Gandhi’s arrest and imprisonment Following the massacre of 22 police constables Gandhi called off non-cooperation in February 1922. Soon after he was arrested and sent to prison. He was released in February 1924 Both Gandhi and Congress switched their focus away from campaigns of non-cooperation. Congress sought to gain independence through constitutional means, and Gandhi returned to his so-called ‘constructive work’.
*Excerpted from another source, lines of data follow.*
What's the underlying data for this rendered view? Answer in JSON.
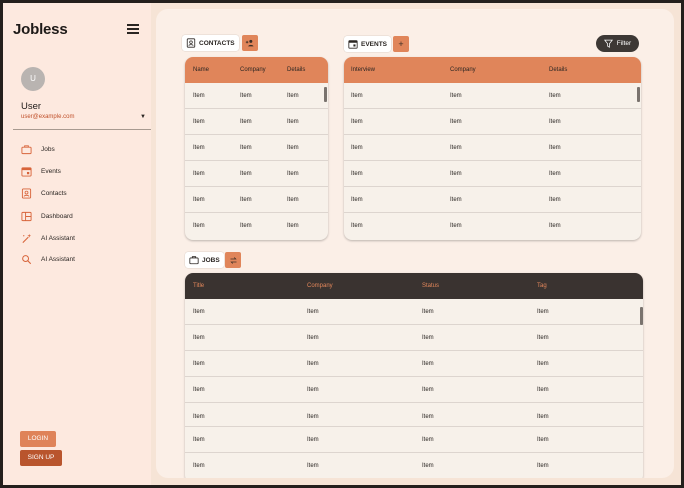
{
  "app": {
    "title": "Jobless"
  },
  "user": {
    "avatar_initial": "U",
    "name": "User",
    "email": "user@example.com"
  },
  "nav": {
    "items": [
      {
        "label": "Jobs",
        "icon": "briefcase-icon"
      },
      {
        "label": "Events",
        "icon": "calendar-icon"
      },
      {
        "label": "Contacts",
        "icon": "contact-card-icon"
      },
      {
        "label": "Dashboard",
        "icon": "dashboard-icon"
      },
      {
        "label": "AI Assistant",
        "icon": "magic-wand-icon"
      },
      {
        "label": "AI Assistant",
        "icon": "search-icon"
      }
    ]
  },
  "auth": {
    "login_label": "LOGIN",
    "signup_label": "SIGN UP"
  },
  "contacts": {
    "chip_label": "CONTACTS",
    "add_icon": "add-person-icon",
    "columns": [
      "Name",
      "Company",
      "Details"
    ],
    "rows": [
      [
        "Item",
        "Item",
        "Item"
      ],
      [
        "Item",
        "Item",
        "Item"
      ],
      [
        "Item",
        "Item",
        "Item"
      ],
      [
        "Item",
        "Item",
        "Item"
      ],
      [
        "Item",
        "Item",
        "Item"
      ],
      [
        "Item",
        "Item",
        "Item"
      ]
    ]
  },
  "events": {
    "chip_label": "EVENTS",
    "add_label": "+",
    "columns": [
      "Interview",
      "Company",
      "Details"
    ],
    "rows": [
      [
        "Item",
        "Item",
        "Item"
      ],
      [
        "Item",
        "Item",
        "Item"
      ],
      [
        "Item",
        "Item",
        "Item"
      ],
      [
        "Item",
        "Item",
        "Item"
      ],
      [
        "Item",
        "Item",
        "Item"
      ],
      [
        "Item",
        "Item",
        "Item"
      ]
    ]
  },
  "filter": {
    "label": "Filter"
  },
  "jobs": {
    "chip_label": "JOBS",
    "action_icon": "swap-icon",
    "columns": [
      "Title",
      "Company",
      "Status",
      "Tag"
    ],
    "rows": [
      [
        "Item",
        "Item",
        "Item",
        "Item"
      ],
      [
        "Item",
        "Item",
        "Item",
        "Item"
      ],
      [
        "Item",
        "Item",
        "Item",
        "Item"
      ],
      [
        "Item",
        "Item",
        "Item",
        "Item"
      ],
      [
        "Item",
        "Item",
        "Item",
        "Item"
      ],
      [
        "Item",
        "Item",
        "Item",
        "Item"
      ],
      [
        "Item",
        "Item",
        "Item",
        "Item"
      ]
    ]
  },
  "colors": {
    "accent": "#e0855a",
    "dark": "#3a3330",
    "sidebar": "#fde9df",
    "background": "#f6e4d6"
  }
}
The Nehru Report In 1927 the commission reviewing the results of reforms in India in order to determine if she ought to be granted more autonomy failed to include a single Indian. In response some delegates of the Congress drew up the Nehru Report, a draft constitution for India as an autonomous dominion within the Empire. Gandhi brokered a deal between moderates and radicals which involved giving the British until the end of 1929 to accept the Nehru Report or launching a nonviolent campaign for full independence
The Salt Satyagraha The British did not respond, and so Gandhi launched his salt satyagraha. The salt tax was chosen as the focus of civil-disobedience because it was clearly unjust, but also because it didn’t threaten the raj so much as to illicit an overly brutal response. The centre-piece of the campaign was Gandhi’s three-week salt march to Dandi, on the coast, to make his own salt. He was accompanied by 12,000 people. Salt-making took place nationwide, especially in coastal Bengal, Madras and Mumbai. The authorities eventually resorted to violence. In 1931 the Delhi Pact marked the end of the campaign
WWII, ‘Quit India’ and independence In the mid thirties Gandhi returned to his constructive work and Congress returned to the pursuit of independence by constitutional means. The declaration of war on Germany without consultation of Indian opinion saw Congress move once again into open opposition to the government. The ‘Quit India’ campaign led to a violent rebellion with 1,000 killed and 100,000 people arrested. India and Pakistan were granted independence in 1947, though Gandhi was bitterly disappointed that they hadn’t remained united. In 1948 he was assassinated by a Hindu communalist.